Der HC Thurgau spielte ungewohnt passiv, harmlos und unorganisiert. «Wir liessen in den ersten 40 Minuten jeglichen Biss vermissen», resümierte Trainer Stephan Mair nach der Partie. «Wir versuchten, die Probleme spielerisch zu lösen, anstatt kämpferisch dagegenzuhalten.» Dadurch habe man zu viele Zweikämpfe verloren und Puckverluste produziert.
 

Kindschi trifft im ersten Spiel

Erst im letzten Drittel zeigten die Ostschweizer mehr Kampfgeist. Auftrieb gab ihnen der Anschlusstreffer nach 65 Sekunden, als Simon Kindschi von der Strafbank kommend von Adrian Brunner perfekt lanciert wurde und alleine vor Joel Aebi zum 1:3 traf. Für Kindschi war es im ersten Spiel nach seinem Transfer vom HC Davos gleich das erste Tor. Danach gestaltete sich das Spiel etwas ausgeglichener – auch weil Visp einen Gang zurückschaltete. In die Nähe eines Punktgewinns kamen die Gäste jedoch nie. Der 4:1-Sieg nach Oliver Achermanns «Empty-Netter» war hochverdient und fiel sogar noch etwas zu knapp aus.
 
«Wenn ein junges Team einen Lauf hat, besteht immer die Gefahr, dass man nachlässig wird und das Gefühl hat, alles gehe von alleine», sagte Mair. Nun gelte es, wieder zum kämpferischen Spiel zurückzukehren. Am besten bereits morgen um 17 Uhr, dann empfängt Thurgau den HC Ajoie in der Güttingersreuti in Weinfelden. Es ist ein weiteres Spiel gegen einen Konkurrenten aus dem dicht gedrängten Mittelfeld der Tabelle. Ajoie ist in Form und holte zuletzt gegen das Spitzentrio der Swiss League sieben Punkte.
 
Visp – Thurgau 4:1 (0:0, 3:0, 1:1)
Litterna-Halle. – 2985 Zuschauer. – SR: Tscherrig, Micheli/Pitton.

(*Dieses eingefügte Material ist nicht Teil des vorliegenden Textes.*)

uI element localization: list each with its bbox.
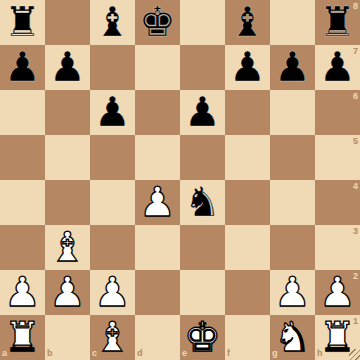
square-h6[interactable]: 6 bbox=[315, 90, 360, 135]
black-bishop-c8[interactable]: ♝ bbox=[90, 0, 135, 45]
square-h7[interactable]: ♟7 bbox=[315, 45, 360, 90]
square-d2[interactable] bbox=[135, 270, 180, 315]
square-c4[interactable] bbox=[90, 180, 135, 225]
black-pawn-h7[interactable]: ♟ bbox=[315, 45, 360, 90]
square-e2[interactable] bbox=[180, 270, 225, 315]
square-a5[interactable] bbox=[0, 135, 45, 180]
square-c6[interactable]: ♟ bbox=[90, 90, 135, 135]
black-king-d8[interactable]: ♚ bbox=[135, 0, 180, 45]
black-pawn-e6[interactable]: ♟ bbox=[180, 90, 225, 135]
square-g5[interactable] bbox=[270, 135, 315, 180]
square-b4[interactable] bbox=[45, 180, 90, 225]
square-d7[interactable] bbox=[135, 45, 180, 90]
chess-board[interactable]: ♜♝♚♝♜8♟♟♟♟♟7♟♟65♟♞4♝3♟♟♟♟♟2♜ab♝cd♚ef♞g♜h… bbox=[0, 0, 360, 360]
chess-board-container: ♜♝♚♝♜8♟♟♟♟♟7♟♟65♟♞4♝3♟♟♟♟♟2♜ab♝cd♚ef♞g♜h… bbox=[0, 0, 360, 360]
square-b3[interactable]: ♝ bbox=[45, 225, 90, 270]
black-pawn-f7[interactable]: ♟ bbox=[225, 45, 270, 90]
black-pawn-b7[interactable]: ♟ bbox=[45, 45, 90, 90]
square-a3[interactable] bbox=[0, 225, 45, 270]
square-e7[interactable] bbox=[180, 45, 225, 90]
square-f1[interactable]: f bbox=[225, 315, 270, 360]
square-h2[interactable]: ♟2 bbox=[315, 270, 360, 315]
square-e3[interactable] bbox=[180, 225, 225, 270]
square-b8[interactable] bbox=[45, 0, 90, 45]
rank-label-4: 4 bbox=[353, 182, 358, 191]
white-rook-a1[interactable]: ♜ bbox=[0, 315, 45, 360]
square-g7[interactable]: ♟ bbox=[270, 45, 315, 90]
square-b2[interactable]: ♟ bbox=[45, 270, 90, 315]
square-e5[interactable] bbox=[180, 135, 225, 180]
square-g4[interactable] bbox=[270, 180, 315, 225]
square-d4[interactable]: ♟ bbox=[135, 180, 180, 225]
file-label-d: d bbox=[137, 349, 143, 358]
white-pawn-d4[interactable]: ♟ bbox=[135, 180, 180, 225]
square-c2[interactable]: ♟ bbox=[90, 270, 135, 315]
square-c5[interactable] bbox=[90, 135, 135, 180]
file-label-f: f bbox=[227, 349, 230, 358]
square-b1[interactable]: b bbox=[45, 315, 90, 360]
square-g1[interactable]: ♞g bbox=[270, 315, 315, 360]
square-h4[interactable]: 4 bbox=[315, 180, 360, 225]
square-h3[interactable]: 3 bbox=[315, 225, 360, 270]
square-e1[interactable]: ♚e bbox=[180, 315, 225, 360]
square-c8[interactable]: ♝ bbox=[90, 0, 135, 45]
square-c1[interactable]: ♝c bbox=[90, 315, 135, 360]
square-b5[interactable] bbox=[45, 135, 90, 180]
white-bishop-c1[interactable]: ♝ bbox=[90, 315, 135, 360]
square-d3[interactable] bbox=[135, 225, 180, 270]
square-b6[interactable] bbox=[45, 90, 90, 135]
black-rook-h8[interactable]: ♜ bbox=[315, 0, 360, 45]
black-pawn-a7[interactable]: ♟ bbox=[0, 45, 45, 90]
square-f6[interactable] bbox=[225, 90, 270, 135]
square-d6[interactable] bbox=[135, 90, 180, 135]
black-rook-a8[interactable]: ♜ bbox=[0, 0, 45, 45]
square-c3[interactable] bbox=[90, 225, 135, 270]
square-a4[interactable] bbox=[0, 180, 45, 225]
black-pawn-g7[interactable]: ♟ bbox=[270, 45, 315, 90]
square-d1[interactable]: d bbox=[135, 315, 180, 360]
black-knight-e4[interactable]: ♞ bbox=[180, 180, 225, 225]
square-f3[interactable] bbox=[225, 225, 270, 270]
square-f8[interactable]: ♝ bbox=[225, 0, 270, 45]
square-d5[interactable] bbox=[135, 135, 180, 180]
white-pawn-g2[interactable]: ♟ bbox=[270, 270, 315, 315]
white-pawn-b2[interactable]: ♟ bbox=[45, 270, 90, 315]
white-knight-g1[interactable]: ♞ bbox=[270, 315, 315, 360]
square-f5[interactable] bbox=[225, 135, 270, 180]
square-h5[interactable]: 5 bbox=[315, 135, 360, 180]
black-pawn-c6[interactable]: ♟ bbox=[90, 90, 135, 135]
black-bishop-f8[interactable]: ♝ bbox=[225, 0, 270, 45]
square-g3[interactable] bbox=[270, 225, 315, 270]
square-b7[interactable]: ♟ bbox=[45, 45, 90, 90]
file-label-b: b bbox=[47, 349, 53, 358]
white-bishop-b3[interactable]: ♝ bbox=[45, 225, 90, 270]
board-resize-handle-icon[interactable] bbox=[349, 349, 360, 360]
square-e8[interactable] bbox=[180, 0, 225, 45]
rank-label-6: 6 bbox=[353, 92, 358, 101]
rank-label-3: 3 bbox=[353, 227, 358, 236]
square-a7[interactable]: ♟ bbox=[0, 45, 45, 90]
white-pawn-c2[interactable]: ♟ bbox=[90, 270, 135, 315]
square-e6[interactable]: ♟ bbox=[180, 90, 225, 135]
square-a6[interactable] bbox=[0, 90, 45, 135]
white-pawn-h2[interactable]: ♟ bbox=[315, 270, 360, 315]
square-c7[interactable] bbox=[90, 45, 135, 90]
square-g8[interactable] bbox=[270, 0, 315, 45]
white-king-e1[interactable]: ♚ bbox=[180, 315, 225, 360]
square-f2[interactable] bbox=[225, 270, 270, 315]
square-g6[interactable] bbox=[270, 90, 315, 135]
square-a8[interactable]: ♜ bbox=[0, 0, 45, 45]
white-pawn-a2[interactable]: ♟ bbox=[0, 270, 45, 315]
square-e4[interactable]: ♞ bbox=[180, 180, 225, 225]
square-d8[interactable]: ♚ bbox=[135, 0, 180, 45]
rank-label-5: 5 bbox=[353, 137, 358, 146]
square-a1[interactable]: ♜a bbox=[0, 315, 45, 360]
square-a2[interactable]: ♟ bbox=[0, 270, 45, 315]
square-f4[interactable] bbox=[225, 180, 270, 225]
square-f7[interactable]: ♟ bbox=[225, 45, 270, 90]
square-h8[interactable]: ♜8 bbox=[315, 0, 360, 45]
square-g2[interactable]: ♟ bbox=[270, 270, 315, 315]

Tore: 28. Kissel (Van Guilder/Altorfer) 1:0. 33. Hischier (Dolana/Camperchioli, Ausschluss Neher) 2:0. 40. Kissel (Van Guilder, Ausschlüsse Valenza, Kindschi) 3:0. 42. Kindschi (Brunner, Ausschluss Furrer) 3:1. 59. Achermann (ins leere Tor) 4:1.

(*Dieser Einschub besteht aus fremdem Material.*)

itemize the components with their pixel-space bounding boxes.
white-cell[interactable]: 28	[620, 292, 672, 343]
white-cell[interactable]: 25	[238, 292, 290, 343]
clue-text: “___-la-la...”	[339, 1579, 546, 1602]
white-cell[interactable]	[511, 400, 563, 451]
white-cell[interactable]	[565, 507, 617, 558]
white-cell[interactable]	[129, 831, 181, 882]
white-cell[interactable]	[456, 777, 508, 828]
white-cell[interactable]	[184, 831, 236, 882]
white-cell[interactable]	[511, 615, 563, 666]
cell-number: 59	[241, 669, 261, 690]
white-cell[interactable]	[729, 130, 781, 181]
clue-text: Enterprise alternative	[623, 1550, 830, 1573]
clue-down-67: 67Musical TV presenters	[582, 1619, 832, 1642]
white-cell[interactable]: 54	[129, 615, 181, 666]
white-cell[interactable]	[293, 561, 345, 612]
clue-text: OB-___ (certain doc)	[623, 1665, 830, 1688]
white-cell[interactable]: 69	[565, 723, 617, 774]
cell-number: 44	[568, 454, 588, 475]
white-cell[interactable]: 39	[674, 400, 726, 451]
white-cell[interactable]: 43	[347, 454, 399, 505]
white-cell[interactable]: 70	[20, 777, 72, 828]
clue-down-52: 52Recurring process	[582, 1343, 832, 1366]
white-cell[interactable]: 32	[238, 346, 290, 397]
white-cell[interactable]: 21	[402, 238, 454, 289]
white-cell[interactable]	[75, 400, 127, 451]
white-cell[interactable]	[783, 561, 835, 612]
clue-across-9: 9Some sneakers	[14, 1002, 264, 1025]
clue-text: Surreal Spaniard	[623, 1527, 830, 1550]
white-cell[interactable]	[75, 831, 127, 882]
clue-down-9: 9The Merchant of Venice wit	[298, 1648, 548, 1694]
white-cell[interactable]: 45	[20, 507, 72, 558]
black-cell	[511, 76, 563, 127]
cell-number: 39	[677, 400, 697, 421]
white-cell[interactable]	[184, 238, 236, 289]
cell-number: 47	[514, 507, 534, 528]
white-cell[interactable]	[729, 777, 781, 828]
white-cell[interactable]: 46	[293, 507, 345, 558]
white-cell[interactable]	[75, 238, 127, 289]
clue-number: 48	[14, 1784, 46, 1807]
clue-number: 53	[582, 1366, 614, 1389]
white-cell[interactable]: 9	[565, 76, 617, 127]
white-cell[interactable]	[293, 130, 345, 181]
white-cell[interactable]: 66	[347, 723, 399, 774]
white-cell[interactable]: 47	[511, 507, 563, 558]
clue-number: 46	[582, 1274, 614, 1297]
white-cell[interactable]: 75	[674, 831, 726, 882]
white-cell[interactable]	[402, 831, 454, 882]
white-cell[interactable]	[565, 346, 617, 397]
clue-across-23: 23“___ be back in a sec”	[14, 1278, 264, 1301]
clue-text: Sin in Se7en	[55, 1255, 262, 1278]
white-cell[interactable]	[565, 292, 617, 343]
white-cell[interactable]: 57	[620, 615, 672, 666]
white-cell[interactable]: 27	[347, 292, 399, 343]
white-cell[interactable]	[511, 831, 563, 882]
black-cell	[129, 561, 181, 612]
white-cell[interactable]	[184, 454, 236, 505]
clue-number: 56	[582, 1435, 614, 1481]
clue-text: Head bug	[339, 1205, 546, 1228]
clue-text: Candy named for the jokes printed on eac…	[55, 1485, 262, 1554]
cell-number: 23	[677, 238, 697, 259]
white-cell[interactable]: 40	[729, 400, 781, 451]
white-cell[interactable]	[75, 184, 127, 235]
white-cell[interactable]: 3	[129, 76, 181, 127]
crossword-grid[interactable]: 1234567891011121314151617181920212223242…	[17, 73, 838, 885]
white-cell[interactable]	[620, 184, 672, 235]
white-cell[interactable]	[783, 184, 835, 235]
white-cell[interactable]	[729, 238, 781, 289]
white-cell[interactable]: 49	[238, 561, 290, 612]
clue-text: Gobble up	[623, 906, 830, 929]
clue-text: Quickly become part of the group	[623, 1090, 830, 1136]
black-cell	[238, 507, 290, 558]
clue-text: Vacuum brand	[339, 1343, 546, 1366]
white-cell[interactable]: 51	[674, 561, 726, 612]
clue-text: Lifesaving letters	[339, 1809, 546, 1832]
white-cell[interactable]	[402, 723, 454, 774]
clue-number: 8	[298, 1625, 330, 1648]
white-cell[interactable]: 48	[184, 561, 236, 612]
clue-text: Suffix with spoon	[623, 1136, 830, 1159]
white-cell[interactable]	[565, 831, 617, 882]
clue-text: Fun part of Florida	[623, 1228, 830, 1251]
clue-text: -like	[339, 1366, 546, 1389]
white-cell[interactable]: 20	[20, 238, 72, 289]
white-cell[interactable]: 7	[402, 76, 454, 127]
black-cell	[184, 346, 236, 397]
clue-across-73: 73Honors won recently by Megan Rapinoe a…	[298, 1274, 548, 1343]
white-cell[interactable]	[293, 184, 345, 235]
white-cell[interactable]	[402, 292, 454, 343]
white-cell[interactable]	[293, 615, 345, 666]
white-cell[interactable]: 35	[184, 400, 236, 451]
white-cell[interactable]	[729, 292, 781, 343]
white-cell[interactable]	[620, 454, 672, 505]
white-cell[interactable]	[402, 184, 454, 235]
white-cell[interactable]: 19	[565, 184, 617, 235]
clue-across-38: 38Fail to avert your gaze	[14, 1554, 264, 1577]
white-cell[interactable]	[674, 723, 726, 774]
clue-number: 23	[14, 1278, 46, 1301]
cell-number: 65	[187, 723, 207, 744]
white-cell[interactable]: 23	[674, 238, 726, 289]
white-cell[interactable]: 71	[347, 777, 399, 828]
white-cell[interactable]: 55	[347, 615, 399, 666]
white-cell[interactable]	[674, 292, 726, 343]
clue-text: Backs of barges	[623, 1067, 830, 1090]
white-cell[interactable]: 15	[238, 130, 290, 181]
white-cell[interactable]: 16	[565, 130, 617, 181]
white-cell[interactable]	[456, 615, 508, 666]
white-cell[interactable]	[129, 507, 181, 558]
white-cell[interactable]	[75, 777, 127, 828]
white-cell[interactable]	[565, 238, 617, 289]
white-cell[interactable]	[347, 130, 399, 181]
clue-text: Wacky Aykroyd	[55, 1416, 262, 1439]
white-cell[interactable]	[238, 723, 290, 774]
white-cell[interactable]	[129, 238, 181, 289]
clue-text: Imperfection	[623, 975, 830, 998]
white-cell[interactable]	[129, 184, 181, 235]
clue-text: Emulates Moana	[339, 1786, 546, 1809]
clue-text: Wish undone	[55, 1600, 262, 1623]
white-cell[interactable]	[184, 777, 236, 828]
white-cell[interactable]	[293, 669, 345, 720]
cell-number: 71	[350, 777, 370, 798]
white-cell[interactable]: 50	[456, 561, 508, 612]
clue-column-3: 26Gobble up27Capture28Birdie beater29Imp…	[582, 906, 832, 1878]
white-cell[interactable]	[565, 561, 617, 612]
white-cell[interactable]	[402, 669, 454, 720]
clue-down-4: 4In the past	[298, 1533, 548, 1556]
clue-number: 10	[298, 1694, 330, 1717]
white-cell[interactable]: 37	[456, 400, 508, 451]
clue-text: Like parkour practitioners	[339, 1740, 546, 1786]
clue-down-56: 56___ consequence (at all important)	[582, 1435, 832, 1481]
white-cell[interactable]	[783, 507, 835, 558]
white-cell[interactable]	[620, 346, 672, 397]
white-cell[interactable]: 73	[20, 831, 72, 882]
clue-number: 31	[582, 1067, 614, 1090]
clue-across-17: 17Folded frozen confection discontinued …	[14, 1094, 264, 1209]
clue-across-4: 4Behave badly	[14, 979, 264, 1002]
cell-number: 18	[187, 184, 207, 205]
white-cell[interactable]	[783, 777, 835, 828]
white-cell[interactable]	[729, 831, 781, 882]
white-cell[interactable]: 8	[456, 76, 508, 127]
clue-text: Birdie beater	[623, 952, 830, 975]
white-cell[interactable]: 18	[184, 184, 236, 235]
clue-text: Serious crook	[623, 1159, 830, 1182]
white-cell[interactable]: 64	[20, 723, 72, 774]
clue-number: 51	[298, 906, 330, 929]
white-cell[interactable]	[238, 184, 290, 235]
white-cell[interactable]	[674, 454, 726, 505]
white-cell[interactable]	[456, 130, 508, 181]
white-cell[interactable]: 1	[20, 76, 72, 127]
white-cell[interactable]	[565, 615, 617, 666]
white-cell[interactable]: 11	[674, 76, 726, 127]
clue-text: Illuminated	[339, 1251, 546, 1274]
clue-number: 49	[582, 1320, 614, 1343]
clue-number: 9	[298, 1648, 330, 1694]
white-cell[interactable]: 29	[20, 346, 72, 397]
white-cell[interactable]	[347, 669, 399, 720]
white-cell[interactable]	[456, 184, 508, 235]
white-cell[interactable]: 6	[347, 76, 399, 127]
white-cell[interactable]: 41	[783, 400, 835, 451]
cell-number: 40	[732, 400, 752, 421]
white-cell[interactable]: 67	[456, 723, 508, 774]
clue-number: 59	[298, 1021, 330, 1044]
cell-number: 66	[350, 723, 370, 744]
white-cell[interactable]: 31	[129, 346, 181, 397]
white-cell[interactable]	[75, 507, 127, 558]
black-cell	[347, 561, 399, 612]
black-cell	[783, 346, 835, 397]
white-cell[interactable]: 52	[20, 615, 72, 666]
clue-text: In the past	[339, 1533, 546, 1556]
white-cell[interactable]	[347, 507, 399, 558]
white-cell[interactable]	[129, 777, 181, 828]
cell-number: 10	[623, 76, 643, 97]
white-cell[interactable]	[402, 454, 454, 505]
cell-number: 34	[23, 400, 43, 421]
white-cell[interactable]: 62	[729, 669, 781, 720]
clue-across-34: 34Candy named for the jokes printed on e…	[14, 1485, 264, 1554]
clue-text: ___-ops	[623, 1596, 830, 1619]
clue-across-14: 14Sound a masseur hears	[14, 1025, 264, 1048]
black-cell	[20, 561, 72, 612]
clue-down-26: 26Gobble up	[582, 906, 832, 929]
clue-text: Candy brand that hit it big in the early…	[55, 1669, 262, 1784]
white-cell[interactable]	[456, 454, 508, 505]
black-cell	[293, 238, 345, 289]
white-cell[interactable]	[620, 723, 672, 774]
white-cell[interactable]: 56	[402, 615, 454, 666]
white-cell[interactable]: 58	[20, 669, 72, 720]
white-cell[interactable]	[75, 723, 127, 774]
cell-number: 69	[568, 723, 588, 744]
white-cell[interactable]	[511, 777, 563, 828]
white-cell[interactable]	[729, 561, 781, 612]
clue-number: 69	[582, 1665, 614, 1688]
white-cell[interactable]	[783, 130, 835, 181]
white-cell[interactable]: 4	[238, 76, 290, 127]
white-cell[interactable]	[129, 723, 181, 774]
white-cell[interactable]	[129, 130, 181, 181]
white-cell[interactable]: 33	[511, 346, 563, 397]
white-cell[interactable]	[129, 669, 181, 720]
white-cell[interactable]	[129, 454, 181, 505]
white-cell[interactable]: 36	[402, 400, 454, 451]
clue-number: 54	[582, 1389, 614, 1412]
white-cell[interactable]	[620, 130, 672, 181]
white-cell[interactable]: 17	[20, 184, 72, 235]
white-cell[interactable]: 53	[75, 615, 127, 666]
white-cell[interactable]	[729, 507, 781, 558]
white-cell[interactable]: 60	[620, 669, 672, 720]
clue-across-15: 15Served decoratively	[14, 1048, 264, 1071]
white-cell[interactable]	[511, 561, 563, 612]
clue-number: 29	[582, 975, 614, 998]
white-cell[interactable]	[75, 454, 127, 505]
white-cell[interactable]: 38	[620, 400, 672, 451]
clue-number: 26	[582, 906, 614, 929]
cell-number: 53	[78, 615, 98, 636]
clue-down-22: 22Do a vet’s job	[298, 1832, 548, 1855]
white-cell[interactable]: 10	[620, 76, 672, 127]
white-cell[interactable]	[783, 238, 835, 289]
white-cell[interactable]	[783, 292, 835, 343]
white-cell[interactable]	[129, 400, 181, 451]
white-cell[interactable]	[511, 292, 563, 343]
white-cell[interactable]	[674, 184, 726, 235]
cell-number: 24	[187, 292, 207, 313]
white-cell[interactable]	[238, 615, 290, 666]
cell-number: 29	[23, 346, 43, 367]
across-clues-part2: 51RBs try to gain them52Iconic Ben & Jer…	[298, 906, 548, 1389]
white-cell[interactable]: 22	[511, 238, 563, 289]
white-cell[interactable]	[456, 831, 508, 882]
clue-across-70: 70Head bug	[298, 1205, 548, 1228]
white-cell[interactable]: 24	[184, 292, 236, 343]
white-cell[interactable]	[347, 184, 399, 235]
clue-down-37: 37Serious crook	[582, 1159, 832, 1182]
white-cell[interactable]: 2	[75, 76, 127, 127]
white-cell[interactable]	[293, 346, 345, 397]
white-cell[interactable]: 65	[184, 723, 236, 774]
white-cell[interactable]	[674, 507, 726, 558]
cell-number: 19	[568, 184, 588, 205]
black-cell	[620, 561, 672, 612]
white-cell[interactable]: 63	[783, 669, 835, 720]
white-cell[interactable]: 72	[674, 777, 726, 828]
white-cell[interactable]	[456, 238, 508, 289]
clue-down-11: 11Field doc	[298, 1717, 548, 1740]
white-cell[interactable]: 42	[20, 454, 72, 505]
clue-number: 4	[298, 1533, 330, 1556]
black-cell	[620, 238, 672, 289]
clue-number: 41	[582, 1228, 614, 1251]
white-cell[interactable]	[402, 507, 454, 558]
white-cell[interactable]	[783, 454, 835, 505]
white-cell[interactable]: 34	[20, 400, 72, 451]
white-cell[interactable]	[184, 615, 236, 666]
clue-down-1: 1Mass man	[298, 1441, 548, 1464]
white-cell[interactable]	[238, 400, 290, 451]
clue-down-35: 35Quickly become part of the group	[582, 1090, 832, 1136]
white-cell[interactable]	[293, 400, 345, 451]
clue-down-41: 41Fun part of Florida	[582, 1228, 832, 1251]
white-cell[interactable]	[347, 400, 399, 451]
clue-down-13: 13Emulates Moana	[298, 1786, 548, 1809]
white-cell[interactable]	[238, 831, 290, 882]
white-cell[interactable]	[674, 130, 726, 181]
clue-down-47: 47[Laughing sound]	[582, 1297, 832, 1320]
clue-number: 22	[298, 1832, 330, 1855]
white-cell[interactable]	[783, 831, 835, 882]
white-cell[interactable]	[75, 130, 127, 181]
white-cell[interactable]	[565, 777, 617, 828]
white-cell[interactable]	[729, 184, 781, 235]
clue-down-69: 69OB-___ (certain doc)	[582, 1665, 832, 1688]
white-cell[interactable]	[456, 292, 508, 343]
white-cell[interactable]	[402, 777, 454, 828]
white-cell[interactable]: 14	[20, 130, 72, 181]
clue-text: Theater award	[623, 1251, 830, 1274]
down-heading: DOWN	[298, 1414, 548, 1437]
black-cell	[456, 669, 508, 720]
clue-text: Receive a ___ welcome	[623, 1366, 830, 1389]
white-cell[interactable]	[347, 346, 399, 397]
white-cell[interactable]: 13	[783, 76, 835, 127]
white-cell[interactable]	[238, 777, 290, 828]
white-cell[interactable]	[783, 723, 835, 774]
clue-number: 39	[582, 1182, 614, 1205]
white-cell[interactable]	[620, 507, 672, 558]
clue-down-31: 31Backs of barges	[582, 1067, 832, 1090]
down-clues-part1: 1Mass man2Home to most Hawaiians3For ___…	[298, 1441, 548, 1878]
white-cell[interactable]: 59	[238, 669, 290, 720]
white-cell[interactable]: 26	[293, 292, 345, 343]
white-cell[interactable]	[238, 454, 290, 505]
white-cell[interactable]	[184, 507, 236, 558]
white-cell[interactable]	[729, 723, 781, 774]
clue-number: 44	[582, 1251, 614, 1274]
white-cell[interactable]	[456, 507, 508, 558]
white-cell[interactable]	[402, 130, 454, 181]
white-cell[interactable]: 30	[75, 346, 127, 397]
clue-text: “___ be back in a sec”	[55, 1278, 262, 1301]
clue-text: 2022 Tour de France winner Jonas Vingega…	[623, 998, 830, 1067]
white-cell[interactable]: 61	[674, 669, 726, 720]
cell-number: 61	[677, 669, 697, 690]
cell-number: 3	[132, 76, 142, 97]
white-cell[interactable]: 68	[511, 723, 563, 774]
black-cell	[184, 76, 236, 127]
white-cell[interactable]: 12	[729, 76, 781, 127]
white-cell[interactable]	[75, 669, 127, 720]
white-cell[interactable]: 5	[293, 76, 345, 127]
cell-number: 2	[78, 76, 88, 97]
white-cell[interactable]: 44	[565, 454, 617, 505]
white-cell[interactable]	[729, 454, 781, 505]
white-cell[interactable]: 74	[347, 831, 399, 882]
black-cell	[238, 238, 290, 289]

Strafen: 7-mal 2 Minuten plus 10 Minuten (Valenza) gegen Visp, 7-mal 2 Minuten gegen Thurgau.
Visp: Aebi; Wolf, Heynen; Camperchioli, Nater; Wiedmer, Rampazzo; Kühni, Forrer; Kissel, Van Guilder, Altorfer; Dolana, Hischier, Furrer; Portmann, Achermann, Ritz; Valenza, Alihodzic, Sturny.
Thurgau: Schwendener; Küng, Parati; Kindschi, Wollgast; Schnyder, Wildhaber; Blaser, Kellenberger; Brunner, Braes, Descheneau; Arnold, Neher, Andersons; Loosli, Brändli, Steiner; Spiller, Bahar, Rattaggi.
Bemerkungen: 48. Timeout Visp. 57. Lattenschuss Portmann (V). Visp ohne Meili, Bucher (beide überzählig), Lindemann, Dubois, Burgener, Thibaudeau (alle verletzt). Thurgau ohne Seiler, Hänggi, Moser (alle überzählig).